Not surprisingly, this jewelry has content — often playful, always provocative. In practical terms, Manfred Bischoff’s paired drawings and broaches can be displayed on a shelf as a single work of art. The combination of two mediums makes a more complex statement. Pale bits of mottled coral on Bischoff’s antic bug-like forms in matte gold look like geometric bits of flesh. Are Bischoff’s pins based on their companion sketches or are the pictures, often incorporating collage elements and writing, commentaries on the jewelry? It’s a dialogue. In one work, a reference to Piacenza, source of fine Italian liver, is linked to a liver-shaped pin. A flat triangle jutting from the liver may suggest nearby mountains. In a small photograph, a similar metal liver seems to be divided into labeled segments. Are they culinary, geographic or do they relate to the ancient Roman practice of scrying the livers of sacrificial animals?
Myra Mimlitsch-Gray shows several pieces made from graduated links of silver chain mail. A square pin comprised of empty crown-like findings (mountings for stones) is more characteristic of her deconstructive thinking. Gerd Rothmann takes an arte povera turn, transforming life’s residue into precious objects. Cast lemon seeds punctuate his silver hollowware bowl while wads of chewed gum reproduced in gold complete a choker.
Somewhere between Queen Victoria’s marble copies of her babies’ tiny hands and the infamous Plaster Casters of the ’60s, Rothmann’s casts of people’s noses and fingers preserve the transitory "forever." Drutt’s own gold Index Finger stands like an obelisk in its red box. "And one more thing …" it seems to say. Rothmann also casts gold fingerprints for sentimental objects like wedding rings.
One could also say "forever" with Sondra Sherman’s tiny hourglass ring in its box labeled Time. Love encloses minuscule diamonds under a large irregular crystal and Direction naturally requires a compass. A strong sense of symmetry informs Daniel Kruger’s jaunty jeweled bow of pierced silver "ribbon." Perspective puns animate Giampaolo Babetto’s gold and velvety royal blue cubes. Bernhard Schobinger’s small snake bracelet, coated in bright green powdered malachite, with its toothless red open mouth and black diamond eyes will surely tempt you to get to know all these interesting artists better.
Robert Winokur is well known for his furniture-related ceramic sculpture, but his first solo show in six years. also at Helen Drutt, consists almost entirely of houses. And this isn’t the only surprise. As a student, Winokur set out to be a painter. His slab-built clay has generally been characterized by flat, carefully considered, multi-colored, painting-like glazed surfaces. The new surfaces are still flat slabs, but now they are monochrome — black salt-glazed Pennsylvania brick clay, which in some respects is richer and more complex than ever.

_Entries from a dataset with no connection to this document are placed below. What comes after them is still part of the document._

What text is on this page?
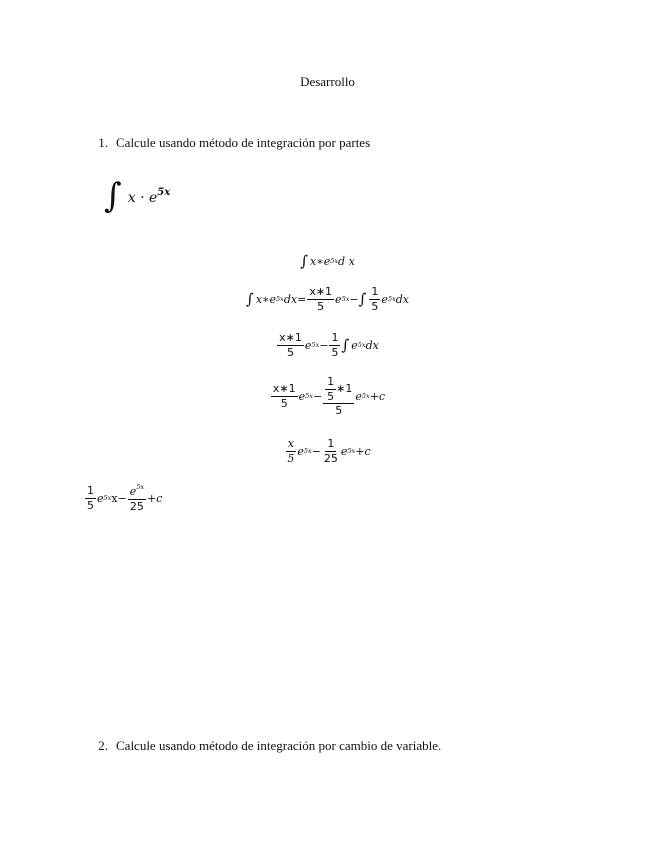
Desarrollo
1. Calcule usando método de integración por partes
∫ $x \cdot e^{5x}$
∫ x∗e 5x d x
∫ x∗e 5x $dx= \frac{x∗1}{5}$ e 5x − ∫ $\frac{1}{5}$ e 5x dx
$\frac{x∗1}{5}$ e $5x - \frac{1}{5}$ ∫ e 5x dx
$\frac{x∗1}{5}$ e $5x - \frac{\frac{1}{5} ∗1}{5}$ e 5x +c
$\frac{x}{5}$ e $5x - \frac{1}{25}$ e 5x +c
$\frac{1}{5}$ e 5x $x- \frac{e^{5x}}{25} +c$
2. Calcule usando método de integración por cambio de variable.
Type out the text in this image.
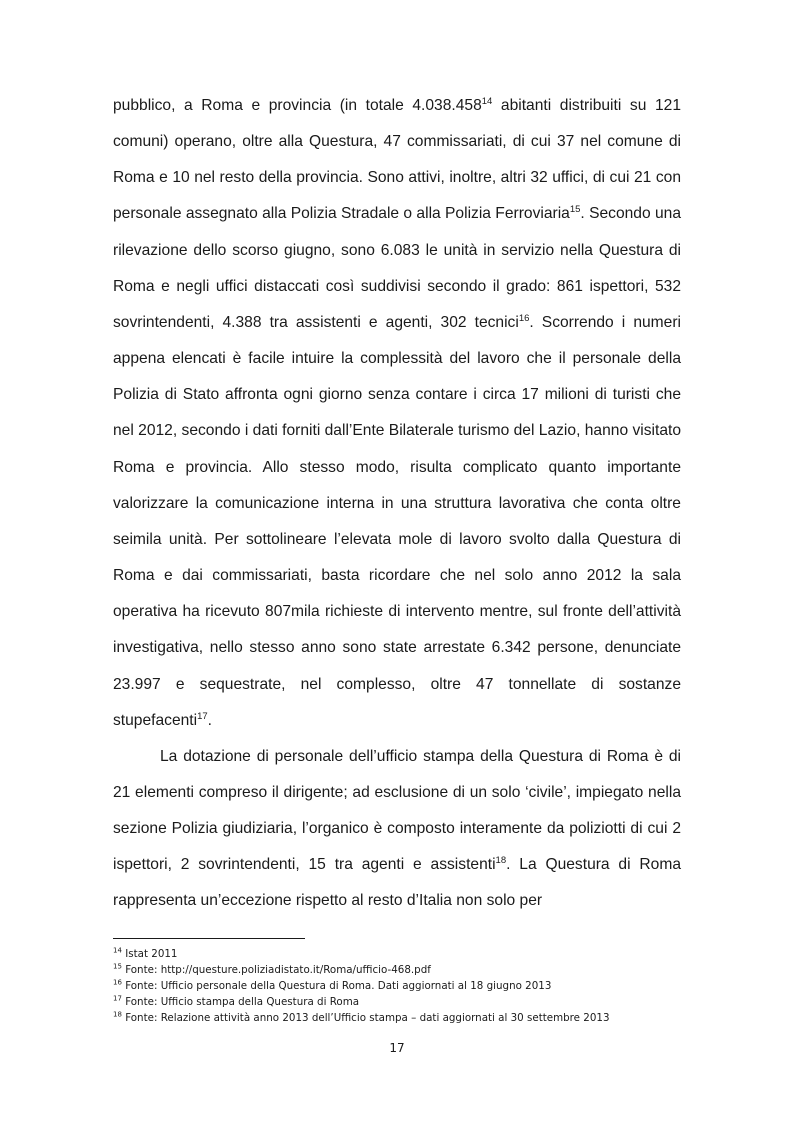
pubblico, a Roma e provincia (in totale 4.038.458$^{14}$ abitanti distribuiti su 121 comuni) operano, oltre alla Questura, 47 commissariati, di cui 37 nel comune di Roma e 10 nel resto della provincia. Sono attivi, inoltre, altri 32 uffici, di cui 21 con personale assegnato alla Polizia Stradale o alla Polizia Ferroviaria$^{15}$. Secondo una rilevazione dello scorso giugno, sono 6.083 le unità in servizio nella Questura di Roma e negli uffici distaccati così suddivisi secondo il grado: 861 ispettori, 532 sovrintendenti, 4.388 tra assistenti e agenti, 302 tecnici$^{16}$. Scorrendo i numeri appena elencati è facile intuire la complessità del lavoro che il personale della Polizia di Stato affronta ogni giorno senza contare i circa 17 milioni di turisti che nel 2012, secondo i dati forniti dall’Ente Bilaterale turismo del Lazio, hanno visitato Roma e provincia. Allo stesso modo, risulta complicato quanto importante valorizzare la comunicazione interna in una struttura lavorativa che conta oltre seimila unità. Per sottolineare l’elevata mole di lavoro svolto dalla Questura di Roma e dai commissariati, basta ricordare che nel solo anno 2012 la sala operativa ha ricevuto 807mila richieste di intervento mentre, sul fronte dell’attività investigativa, nello stesso anno sono state arrestate 6.342 persone, denunciate 23.997 e sequestrate, nel complesso, oltre 47 tonnellate di sostanze stupefacenti$^{17}$.

La dotazione di personale dell’ufficio stampa della Questura di Roma è di 21 elementi compreso il dirigente; ad esclusione di un solo ‘civile’, impiegato nella sezione Polizia giudiziaria, l’organico è composto interamente da poliziotti di cui 2 ispettori, 2 sovrintendenti, 15 tra agenti e assistenti$^{18}$. La Questura di Roma rappresenta un’eccezione rispetto al resto d’Italia non solo per

$^{14}$ Istat 2011
$^{15}$ Fonte: http://questure.poliziadistato.it/Roma/ufficio-468.pdf
$^{16}$ Fonte: Ufficio personale della Questura di Roma. Dati aggiornati al 18 giugno 2013
$^{17}$ Fonte: Ufficio stampa della Questura di Roma
$^{18}$ Fonte: Relazione attività anno 2013 dell’Ufficio stampa – dati aggiornati al 30 settembre 2013
17
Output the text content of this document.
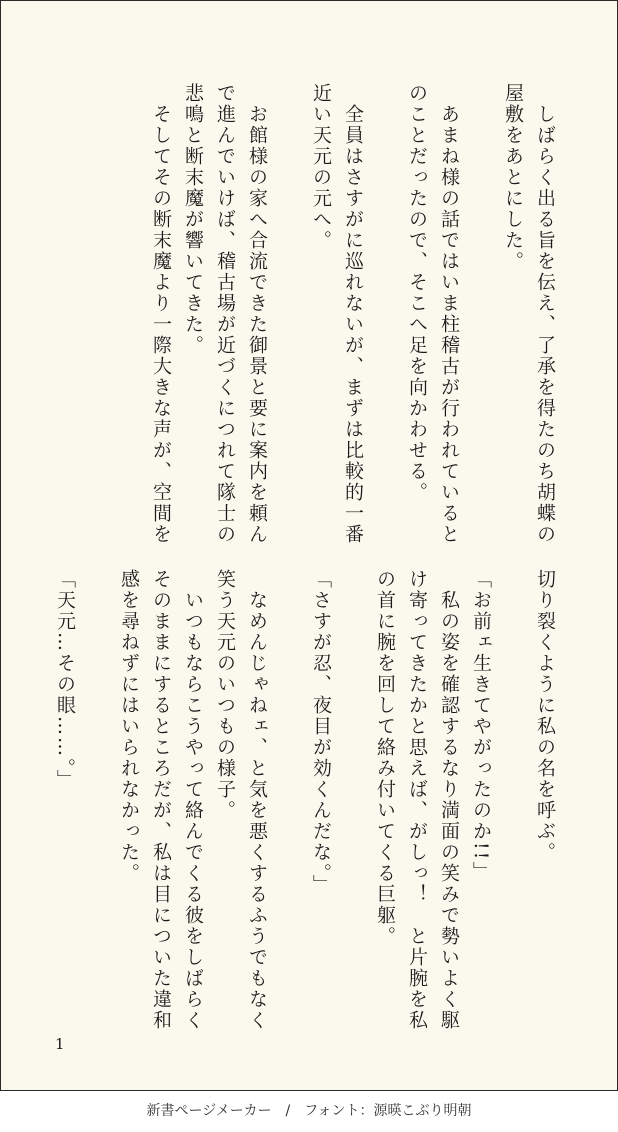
　しばらく出る旨を伝え、了承を得たのち胡蝶の

屋敷をあとにした。

　あまね様の話ではいま柱稽古が行われていると

のことだったので、そこへ足を向かわせる。

　全員はさすがに巡れないが、まずは比較的一番

近い天元の元へ。

　お館様の家へ合流できた御景と要に案内を頼ん

で進んでいけば、稽古場が近づくにつれて隊士の

悲鳴と断末魔が響いてきた。

　そしてその断末魔より一際大きな声が、空間を

切り裂くように私の名を呼ぶ。

「お前ェ生きてやがったのか!!」

　私の姿を確認するなり満面の笑みで勢いよく駆

け寄ってきたかと思えば、がしっ！　と片腕を私

の首に腕を回して絡み付いてくる巨躯。

「さすが忍、夜目が効くんだな。」

　なめんじゃねェ、と気を悪くするふうでもなく

笑う天元のいつもの様子。

　いつもならこうやって絡んでくる彼をしばらく

そのままにするところだが、私は目についた違和

感を尋ねずにはいられなかった。

「天元…その眼……。」

1
新書ページメーカー　/　フォント：源暎こぶり明朝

A glaze is glass, that "super-cooled liquid" we all know from physics. Opaque glazes may be obtained by adding certain ingredients, but glass is glossy and transparent because it has solidified before crystals formed. If molten glass is held at the right temperature, crystals will grow. Winokur manipulates the temperature of the kiln to allow this to happen. In his most remarkable pieces, the entire surface of the house is patterned with small uniform crystals, peaked and ridged like delicate finger taps in soft cake frosting. Other effects are also engaging. Sometimes the black glaze is pitted and more randomly crystallized with a rusty metallic richness breaking around lines of construction.
The obelisk-like House as Monument, at 10 and 3-quarter inches high, is one of the smaller works. Like others in the series, it has four sides, a peaked roof and two minute square windows. It is an almost Platonic form from which all other houses might be inferred.
From "monument" to House as a Shrine, the house form is now crossed with a secondary peaked silhouette that hints at the transept of a Christian church: however, stark color and rigorous geometry suggest a more mysterious and demanding belief. A square recess in the upper story enshrines a second small house shape — a shrine within a shrine. This smaller structure is open, duplicating in simplified form the exterior house. One might speculate here on the common use of the house as metaphor for the person. Is the small house a "god" made in the image of the enclosing worshiper — or vice versa?
The motif of an opened but unpeopled display area is repeated in Cathedral on Two Houses, a long, almost gothic double tower sandwiching a narrow lower tower. Here a miniscule window illuminates the shrine. The more elaborate Ode to Blake is based on William Blake’s somber poem "A Vision." Like the other shrines, this one opening on the second floor seems not to offer human access, though it contains five steps leading to an open flat exterior. Under the peaked roof of the inner shrine, a small table or altar is illuminated by an opening that acts as a beacon drawing the eye deeper into the occult interior.
Winokur says, "Most children, if you give them a pencil and paper, will draw a house. In my mind, it’s as good a form as Madonna." The variations in this body of work encourage the consideration of specific symmetrical silhouettes: the four sides of the building considered with almost childlike simplicity. Unlike the shrine works, a group of silhouette/ pattern-oriented pieces appear to be essentially formal geometric variations. Brancusi’s House stands on a podium row of triangles suggestive of Brancusi’s carved African-influenced pedestals or his Endless Column laid sideways. House on Houses is a longish horizontal balanced on the gables of two small structures. The related Head of the House has a cubist feeling. It’s a medium-size flat-roofed house balanced apparently upside-down on two taller peaked buildings so its peak is composed of open space. It is a head, with a longish nose-like rectangle (the door) and windows that read as eyes.
Specific architecture figures in the Italiante Assisi, Upper and Lower Houses with its arched doorways and the Federalist influenced Short and Tall Cross Houses. Cleft House has an odd, almost ominous, medieval presence.
House Divided, from 1998, one of the earliest pieces, is notable for its complex references and a particularly appealing surface. The horizontal structure is separated at an unexpected 60-degree angle into two independent sections. A flat façade-like slab extends above the roof, presenting a false front that perhaps conceals the rift from the "person on the street." The metaphor is one of irreconcilable domestic differences, in which domesticity acquires a perhaps political significance. But what is "divided" still stands forming a functional whole.
The more recent Pas de Deux (2000) expands on the formal characteristics of House Divided by placing identical fragmented houses in a dance-like configuration. The do-si-do rhythm of the parts gives a lighter more capricious tone to the original configuration.
With this village, Winokur wrests a wide range of meaning from a popular motif. The subject works especially well for him because of his perfectionist but unpretentious approach to construction and the varied art historical and literary references he brings to it. He’s said he views the house as "a unique kind of container." It’s one into which he builds a variety of ideas while leaving room for the viewer to add personal associations and references.